Hasilnya, mereka selalu berhasil mencuri perhatian dengan pendekatan baru yang jarang ditempuh musisi lain di skena lokal. “Lantas” menjadi bukti konsistensi itu: sederhana dalam premis, tetapi kaya dalam eksekusi.
Single ini resmi dirilis pada 12 September 2025, tak lama setelah mereka tampil di panggung PESTAPORA 2025, yang menjadi tajuk besar pertama FUFU CLAN. Momentum ini semakin menegaskan posisi mereka sebagai band yang serius membangun langkah, bukan hanya sekadar proyek jangka pendek.
Selain menjadi kelanjutan proyek “transportasi umum”, “Lantas” sekaligus menjadi tanda bahwa FUFU CLAN tengah bersiap membuka dunia baru. Mereka mengonfirmasi bahwa setelah dua single ini, fokus mereka akan bergeser ke pengerjaan album debut yang dijadwalkan rampung di penghujung 2025.
Dengan segala warna, inspirasi, dan kejutan yang sudah mereka tunjukkan sejauh ini, album tersebut tampaknya akan menjadi salah satu rilisan yang patut ditunggu dari skena alternatif Indonesia.

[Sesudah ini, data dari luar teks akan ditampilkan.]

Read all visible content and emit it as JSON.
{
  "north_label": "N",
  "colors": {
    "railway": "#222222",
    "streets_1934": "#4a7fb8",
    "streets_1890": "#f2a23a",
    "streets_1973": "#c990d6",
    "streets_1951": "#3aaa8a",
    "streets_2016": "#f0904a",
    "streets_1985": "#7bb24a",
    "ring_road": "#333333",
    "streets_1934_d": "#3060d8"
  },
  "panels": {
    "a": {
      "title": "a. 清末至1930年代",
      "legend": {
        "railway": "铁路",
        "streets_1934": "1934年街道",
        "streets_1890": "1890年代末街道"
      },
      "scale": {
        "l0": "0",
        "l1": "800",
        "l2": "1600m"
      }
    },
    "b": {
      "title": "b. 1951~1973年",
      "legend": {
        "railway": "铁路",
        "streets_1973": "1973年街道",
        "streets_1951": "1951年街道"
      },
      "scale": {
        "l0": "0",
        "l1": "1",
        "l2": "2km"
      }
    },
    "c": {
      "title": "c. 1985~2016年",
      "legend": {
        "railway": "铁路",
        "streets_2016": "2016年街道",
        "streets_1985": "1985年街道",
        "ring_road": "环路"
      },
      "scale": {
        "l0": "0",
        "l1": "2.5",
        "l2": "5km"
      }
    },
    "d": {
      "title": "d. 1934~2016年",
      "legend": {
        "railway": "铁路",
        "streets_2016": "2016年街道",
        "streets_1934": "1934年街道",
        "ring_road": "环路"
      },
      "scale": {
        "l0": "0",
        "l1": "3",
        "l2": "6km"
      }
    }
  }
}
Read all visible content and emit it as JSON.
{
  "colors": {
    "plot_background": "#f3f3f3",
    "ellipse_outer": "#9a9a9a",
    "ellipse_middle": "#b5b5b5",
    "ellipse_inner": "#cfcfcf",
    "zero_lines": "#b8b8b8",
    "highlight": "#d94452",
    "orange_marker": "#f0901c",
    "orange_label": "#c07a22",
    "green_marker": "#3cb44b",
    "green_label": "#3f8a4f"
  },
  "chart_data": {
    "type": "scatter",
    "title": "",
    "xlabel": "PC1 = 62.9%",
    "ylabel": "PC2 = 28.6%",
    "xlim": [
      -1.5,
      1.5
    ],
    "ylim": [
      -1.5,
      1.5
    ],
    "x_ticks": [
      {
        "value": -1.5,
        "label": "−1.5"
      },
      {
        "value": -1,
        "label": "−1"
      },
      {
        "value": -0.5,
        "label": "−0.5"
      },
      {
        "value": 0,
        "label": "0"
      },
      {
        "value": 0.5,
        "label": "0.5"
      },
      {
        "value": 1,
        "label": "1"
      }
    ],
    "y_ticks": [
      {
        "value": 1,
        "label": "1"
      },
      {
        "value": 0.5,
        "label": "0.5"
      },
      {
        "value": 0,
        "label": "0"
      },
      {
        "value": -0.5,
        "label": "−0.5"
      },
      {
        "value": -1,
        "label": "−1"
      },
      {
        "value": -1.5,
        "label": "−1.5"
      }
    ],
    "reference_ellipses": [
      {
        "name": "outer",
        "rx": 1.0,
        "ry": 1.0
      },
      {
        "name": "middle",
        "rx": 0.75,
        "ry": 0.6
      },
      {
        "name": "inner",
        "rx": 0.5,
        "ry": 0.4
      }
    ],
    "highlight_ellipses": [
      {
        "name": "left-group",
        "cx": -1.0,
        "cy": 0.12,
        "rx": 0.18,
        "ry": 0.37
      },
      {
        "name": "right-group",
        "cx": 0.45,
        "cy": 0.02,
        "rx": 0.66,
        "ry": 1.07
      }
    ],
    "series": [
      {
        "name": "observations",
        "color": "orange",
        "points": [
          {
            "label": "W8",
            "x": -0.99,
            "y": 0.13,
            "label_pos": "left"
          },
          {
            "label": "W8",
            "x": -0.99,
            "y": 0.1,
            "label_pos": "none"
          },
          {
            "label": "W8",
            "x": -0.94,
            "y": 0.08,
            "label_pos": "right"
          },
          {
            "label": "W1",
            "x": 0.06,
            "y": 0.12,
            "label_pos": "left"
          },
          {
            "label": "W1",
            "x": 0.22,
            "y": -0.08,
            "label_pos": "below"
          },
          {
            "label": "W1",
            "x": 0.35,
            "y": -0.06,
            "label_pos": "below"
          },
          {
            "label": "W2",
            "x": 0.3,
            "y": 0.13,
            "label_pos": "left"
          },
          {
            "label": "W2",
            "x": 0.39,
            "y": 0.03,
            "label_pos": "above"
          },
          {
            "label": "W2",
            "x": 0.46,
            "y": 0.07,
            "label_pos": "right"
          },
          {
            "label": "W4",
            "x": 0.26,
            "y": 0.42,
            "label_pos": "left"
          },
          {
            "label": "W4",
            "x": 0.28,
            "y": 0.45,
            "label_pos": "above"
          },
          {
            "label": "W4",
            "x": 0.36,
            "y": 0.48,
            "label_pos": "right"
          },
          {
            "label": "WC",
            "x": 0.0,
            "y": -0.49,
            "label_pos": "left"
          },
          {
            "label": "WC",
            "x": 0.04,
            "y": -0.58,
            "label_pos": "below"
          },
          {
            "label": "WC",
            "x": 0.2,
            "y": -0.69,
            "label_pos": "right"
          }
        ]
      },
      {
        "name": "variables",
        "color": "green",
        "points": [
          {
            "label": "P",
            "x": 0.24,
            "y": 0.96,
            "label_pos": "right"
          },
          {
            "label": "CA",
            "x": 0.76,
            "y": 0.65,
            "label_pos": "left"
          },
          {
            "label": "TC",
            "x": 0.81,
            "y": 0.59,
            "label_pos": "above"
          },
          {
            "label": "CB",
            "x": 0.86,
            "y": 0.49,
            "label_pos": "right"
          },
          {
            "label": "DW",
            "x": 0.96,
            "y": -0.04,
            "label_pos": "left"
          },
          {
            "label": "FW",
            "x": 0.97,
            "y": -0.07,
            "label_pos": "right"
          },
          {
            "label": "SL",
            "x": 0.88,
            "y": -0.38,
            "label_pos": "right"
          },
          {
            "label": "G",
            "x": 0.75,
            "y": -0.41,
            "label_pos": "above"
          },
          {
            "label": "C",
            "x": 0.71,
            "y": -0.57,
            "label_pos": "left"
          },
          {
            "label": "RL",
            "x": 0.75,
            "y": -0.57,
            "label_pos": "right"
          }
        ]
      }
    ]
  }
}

FUFU CLAN, lewat “Lantas”, kembali membuktikan bahwa musik bisa lahir dari hal paling sehari-hari: kemacetan, perjalanan, dan nostalgia kecil yang dirasakan banyak orang. Bedanya, mereka mengolahnya menjadi sesuatu yang tak hanya bisa didengar, tapi juga bisa dirasakan, seperti potongan iklan yang terus terngiang lama setelah layar mati.